March 30, 2007
Let's All Go to the Movies
Theatrical Releases March 30th, 2007
We’ve got some decent choices this week: if you’re in the mood for comedy, it’s all about Blades of Glory, if we have kids Meet the Robinsons (3-D at the Metreon) is better than you’d expect, but if you want something saucy it is all about Joseph Gordon-Levitt and that movie he’s in…The Lookout. I heard someone postulate it was like Brick 2: Outta College but I think that was just spite. We love skinny smart guys. Weeeeee looooovvvvveee them. Us at SFist that is.
LOCAL WISDOM
Artist Television Access (922 Valencia St.) If you like Encyclopedia Pictura, you’ll like the ATA’s Friday Night show Yarns for All. Thursday the 5th offers an A.N.S.W.E.R. screening of In the Shadow of the Palms – IRAQ. Reportedly the only doc to capture Iraq prior to invasion and then just after, the film has gained some deserved attention. See the trailer at the film’s site
The Balboa is showing The Namesake, with a double feature of Breach and Music and Lyrics.
FREE ADMISSION on your birthday!
Discount Cards: 5 admissions for $30.00 now on sale
SCHOOL NIGHT –Every Monday is School Night. $6.00 for Students, Faculty and school Staff (with School ID) .
The Castro (429 Castro St.) is showing the godly Godard’s Two or Three Things I know about Her (restored!), one of his many worshipful and confounding explorations of the feminine. SCOPE & NEW 35mm PRINT!
Other Cinema on Saturday will show Ben Russell’s Noise Hippies Against All Wars! A collection of 16mm shorts of random insight all put together by Rhode Island filmmaker Ben Russell.
By SFist Sara
Pacific Film Archive (2575 Bancroft Way)
Special Programs:
We’ve got Antonioni Screenings in spades this week: Friday there’s the beautiful Blow Up at 6, Satruday between the matinee and the SFIFF tribute there’s Le Amiche at 6:30 and Sunday starting at 2pm there’s a NOT TO MISS short film program by Antonioni followed by a screening of I Vinti and finally, a FREE screening of the doc on Antonioni called Antonioni: The Vision that Changed the Cinema.
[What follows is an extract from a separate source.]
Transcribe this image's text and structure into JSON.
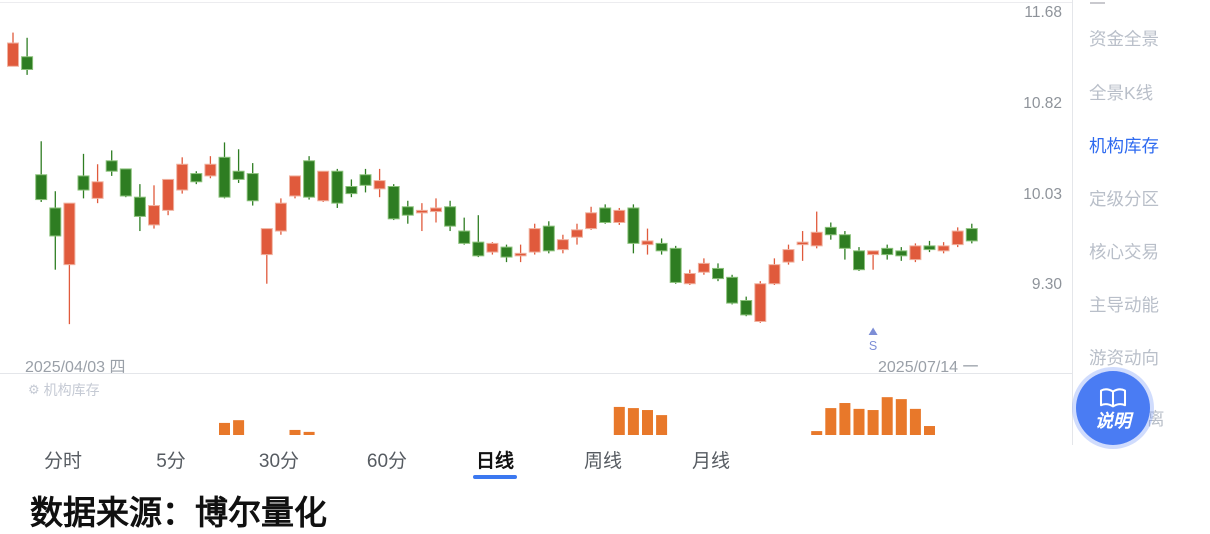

Saturday the Matinee will be Robert Mulligan’s To Kill a Mockingbird, followed by an SFIFF Tribute screening of Eric Rohmer’s A Summer’s Tale at 8:40pm.
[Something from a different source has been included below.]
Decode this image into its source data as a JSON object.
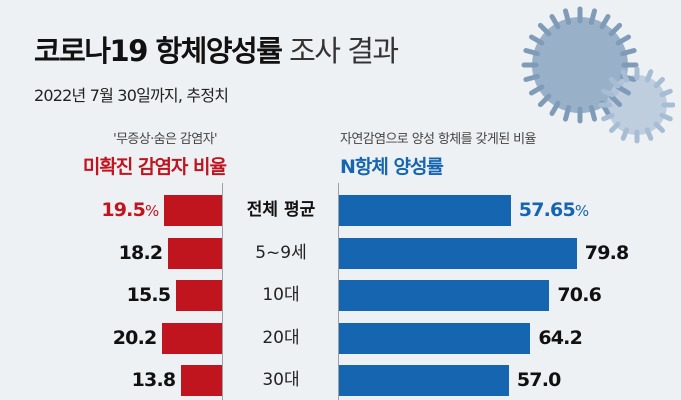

Tuesday PFA begins a new weekly screening series on Anthology Film Archives. This screening at 7:30 on the 3rd will be comprised of Recent Preservations otherwise impossible to see this side of the country.
The Wednesday Lecture is showing the genius doc/narrative hybrid: Cleo From 5 to 7 followed by a screening from their Conceptualist of the Early 70’s series entitled The Medium Is. This series is a really well curated collection of films that profoundly affected the look of the so called American Renaissance which of course effects (still) the works produced in cinema today.
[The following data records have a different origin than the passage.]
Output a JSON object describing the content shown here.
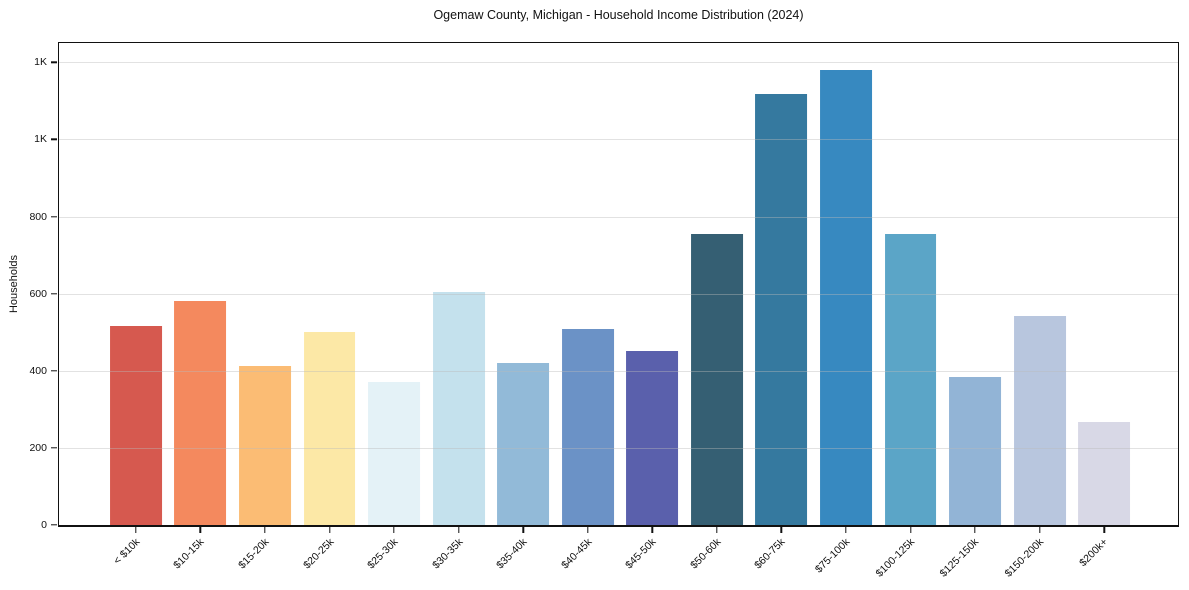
{
  "chart_data": {
    "type": "bar",
    "title": "Ogemaw County, Michigan - Household Income Distribution (2024)",
    "xlabel": "",
    "ylabel": "Households",
    "ylim": [
      0,
      1250
    ],
    "grid": true,
    "legend": false,
    "categories": [
      "< $10k",
      "$10-15k",
      "$15-20k",
      "$20-25k",
      "$25-30k",
      "$30-35k",
      "$35-40k",
      "$40-45k",
      "$45-50k",
      "$50-60k",
      "$60-75k",
      "$75-100k",
      "$100-125k",
      "$125-150k",
      "$150-200k",
      "$200k+"
    ],
    "values": [
      515,
      580,
      413,
      500,
      372,
      605,
      421,
      508,
      450,
      756,
      1118,
      1181,
      754,
      384,
      541,
      268
    ],
    "bar_colors": [
      "#d6594f",
      "#f4895e",
      "#fbbc74",
      "#fce8a6",
      "#e4f2f7",
      "#c4e1ed",
      "#92bad8",
      "#6b92c6",
      "#5a60ac",
      "#355f73",
      "#35799f",
      "#3789c0",
      "#5ba5c7",
      "#92b4d6",
      "#b8c6de",
      "#d8d8e6"
    ],
    "yticks": [
      {
        "value": 0,
        "label": "0"
      },
      {
        "value": 200,
        "label": "200"
      },
      {
        "value": 400,
        "label": "400"
      },
      {
        "value": 600,
        "label": "600"
      },
      {
        "value": 800,
        "label": "800"
      },
      {
        "value": 1000,
        "label": "1K"
      },
      {
        "value": 1200,
        "label": "1K"
      }
    ]
  }
}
Finally, Thursday the PFA is screening a series that will also show at YBCA the following week: Thai filmmaker Apichatpong Weerasethakul will be visiting with his works! This is a pretty big deal. The three-day screening series begins on Thursday and ends on Saturday. The first screening is Tropical Malady.
The Red Victorian is playing Sierra Leone’s Refugee Allstars Friday through Tuesday, on Wednesday they begin a few days with Aldmodovar’s Volver (really lovely) and finishes the week with Little Children.
The Roxie New College Film Center is playing A Zen Life – D.T. Suzuki, a doc about the Zen writer, philosopher and translator D.T. Suzuki. See our blurb review in this week’s Guardian.
Yerba Buena Center for the Arts (701 Mission Street)
No films this week.


So, you're wrong about YBCA. They've got an Anthology show on Sunday.